Dozens of union members picketed Larry H. Miller Chevrolet Friday to protest the use of out-of-state contractors, workers and suppliers in the construction of the Utah Jazz's new arena.
"The whole idea of being here today was we've made every effort to contact Mr. Miller and he hasn't talked to us so we came down to his place. But I understand he's in Japan today," said Steve Richins, secretary/trea-surer of the Utah Building and Construction Trades Council. Miller is in Tokyo with the Utah Jazz for a pair of games against the Phoenix Suns, the team's season opener."He's (Miller) tried to make it a union/non-union issue and it's not that. Our only complaint is the (use of) out-of-state workers," he said. Union officials estimate 100 to 150 workers of the 250 employed at the site are from out-of-state.
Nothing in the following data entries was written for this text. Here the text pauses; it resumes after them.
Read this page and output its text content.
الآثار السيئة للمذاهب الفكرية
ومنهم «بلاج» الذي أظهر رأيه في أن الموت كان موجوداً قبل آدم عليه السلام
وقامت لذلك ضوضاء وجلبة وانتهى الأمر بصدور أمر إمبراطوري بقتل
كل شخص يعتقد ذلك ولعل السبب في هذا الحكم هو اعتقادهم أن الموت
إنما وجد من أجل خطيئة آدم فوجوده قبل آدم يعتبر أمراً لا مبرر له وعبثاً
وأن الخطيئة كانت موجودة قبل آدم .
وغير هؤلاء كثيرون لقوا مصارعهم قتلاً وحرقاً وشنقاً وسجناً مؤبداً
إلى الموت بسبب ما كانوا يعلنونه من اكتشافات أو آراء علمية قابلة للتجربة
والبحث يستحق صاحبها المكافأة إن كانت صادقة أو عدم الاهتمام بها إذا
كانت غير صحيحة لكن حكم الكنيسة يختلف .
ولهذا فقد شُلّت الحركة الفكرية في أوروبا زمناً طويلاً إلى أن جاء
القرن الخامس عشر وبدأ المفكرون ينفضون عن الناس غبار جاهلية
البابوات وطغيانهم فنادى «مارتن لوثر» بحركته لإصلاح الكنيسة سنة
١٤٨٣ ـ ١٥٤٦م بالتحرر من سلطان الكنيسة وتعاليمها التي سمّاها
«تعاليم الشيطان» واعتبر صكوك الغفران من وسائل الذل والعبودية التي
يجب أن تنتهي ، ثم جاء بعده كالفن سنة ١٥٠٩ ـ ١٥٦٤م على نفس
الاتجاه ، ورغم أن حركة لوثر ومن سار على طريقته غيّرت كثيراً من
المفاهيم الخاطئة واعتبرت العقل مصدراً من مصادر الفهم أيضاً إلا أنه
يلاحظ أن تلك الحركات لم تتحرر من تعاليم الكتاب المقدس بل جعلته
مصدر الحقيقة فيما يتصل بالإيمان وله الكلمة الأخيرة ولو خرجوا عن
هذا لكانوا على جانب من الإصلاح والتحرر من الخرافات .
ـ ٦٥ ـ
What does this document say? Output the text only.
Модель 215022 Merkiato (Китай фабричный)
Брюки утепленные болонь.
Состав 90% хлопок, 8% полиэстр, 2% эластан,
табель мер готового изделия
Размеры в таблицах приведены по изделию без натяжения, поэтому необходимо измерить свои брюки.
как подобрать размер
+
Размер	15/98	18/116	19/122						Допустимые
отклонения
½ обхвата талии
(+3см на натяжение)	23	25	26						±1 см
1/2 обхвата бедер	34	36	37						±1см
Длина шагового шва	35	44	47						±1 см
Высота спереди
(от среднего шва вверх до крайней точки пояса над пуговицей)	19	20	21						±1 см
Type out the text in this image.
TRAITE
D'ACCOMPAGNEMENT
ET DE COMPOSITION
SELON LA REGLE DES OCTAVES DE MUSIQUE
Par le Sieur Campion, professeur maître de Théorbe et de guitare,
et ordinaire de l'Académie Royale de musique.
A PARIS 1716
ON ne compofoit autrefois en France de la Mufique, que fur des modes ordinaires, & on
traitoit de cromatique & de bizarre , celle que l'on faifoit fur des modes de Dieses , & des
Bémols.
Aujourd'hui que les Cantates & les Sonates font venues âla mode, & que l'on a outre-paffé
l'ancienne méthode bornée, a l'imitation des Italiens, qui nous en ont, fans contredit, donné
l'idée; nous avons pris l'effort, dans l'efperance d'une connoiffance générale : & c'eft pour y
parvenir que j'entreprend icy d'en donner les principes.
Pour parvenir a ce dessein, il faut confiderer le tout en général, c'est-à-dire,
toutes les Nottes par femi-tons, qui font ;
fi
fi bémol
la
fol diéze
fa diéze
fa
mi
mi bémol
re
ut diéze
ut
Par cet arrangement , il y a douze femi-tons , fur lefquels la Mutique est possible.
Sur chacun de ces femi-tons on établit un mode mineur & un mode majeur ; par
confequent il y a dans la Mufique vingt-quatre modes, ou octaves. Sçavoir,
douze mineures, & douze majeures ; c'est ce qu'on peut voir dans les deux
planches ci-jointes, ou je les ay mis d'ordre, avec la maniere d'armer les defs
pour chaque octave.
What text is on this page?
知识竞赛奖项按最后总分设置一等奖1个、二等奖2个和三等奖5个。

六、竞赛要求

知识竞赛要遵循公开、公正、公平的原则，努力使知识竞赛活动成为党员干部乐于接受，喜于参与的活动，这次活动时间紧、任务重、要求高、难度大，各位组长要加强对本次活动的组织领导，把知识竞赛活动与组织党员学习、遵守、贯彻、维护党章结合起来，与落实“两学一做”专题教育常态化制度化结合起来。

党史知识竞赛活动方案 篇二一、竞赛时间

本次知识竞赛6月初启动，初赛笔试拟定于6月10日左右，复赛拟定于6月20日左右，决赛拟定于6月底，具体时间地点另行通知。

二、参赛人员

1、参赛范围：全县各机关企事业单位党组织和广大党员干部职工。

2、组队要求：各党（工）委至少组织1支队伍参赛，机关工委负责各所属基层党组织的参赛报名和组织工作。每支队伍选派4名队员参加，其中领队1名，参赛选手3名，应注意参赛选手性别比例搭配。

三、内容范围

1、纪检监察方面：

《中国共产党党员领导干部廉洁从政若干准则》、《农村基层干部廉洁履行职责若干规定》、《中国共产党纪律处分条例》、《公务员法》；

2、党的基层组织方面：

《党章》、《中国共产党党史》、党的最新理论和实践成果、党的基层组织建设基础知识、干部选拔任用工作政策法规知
"That's not true. All of the subcontractors are local and the general contractor is a joint venture between Ohbayashi (Construction of Japan) and Sahara Construction, which is local," said Clark Whitworth, chief financial officer of Miller's auto conglomerate. "I have the numbers right here in front of me. The out-of-state numbers are less than 10 percent."
Richins said the union had attempted to meet with the Jazz owner on several occasions to discuss their concerns but he had not returned their telephone calls or letters.
Whitworth said he was confused by Friday's demonstration because Miller has said on several occasions that he wants Utahns to work on the $66 million project.
"Larry is so pro-Utah. I can't think of a man who's more pro-Utah, having been in on all the conversations (about the project) with him. He's insisted on keeping it in Utah," Whitworth said. "I'd put it up against any construction project in the state."
Union officials have been attempting to meet with Miller for 18 months but have been unsuccessful in scheduling a meeting with him. "When the project was announced, we offered some help on the funding of the new arena with union pension monies, but there was no response to that either," Richins said.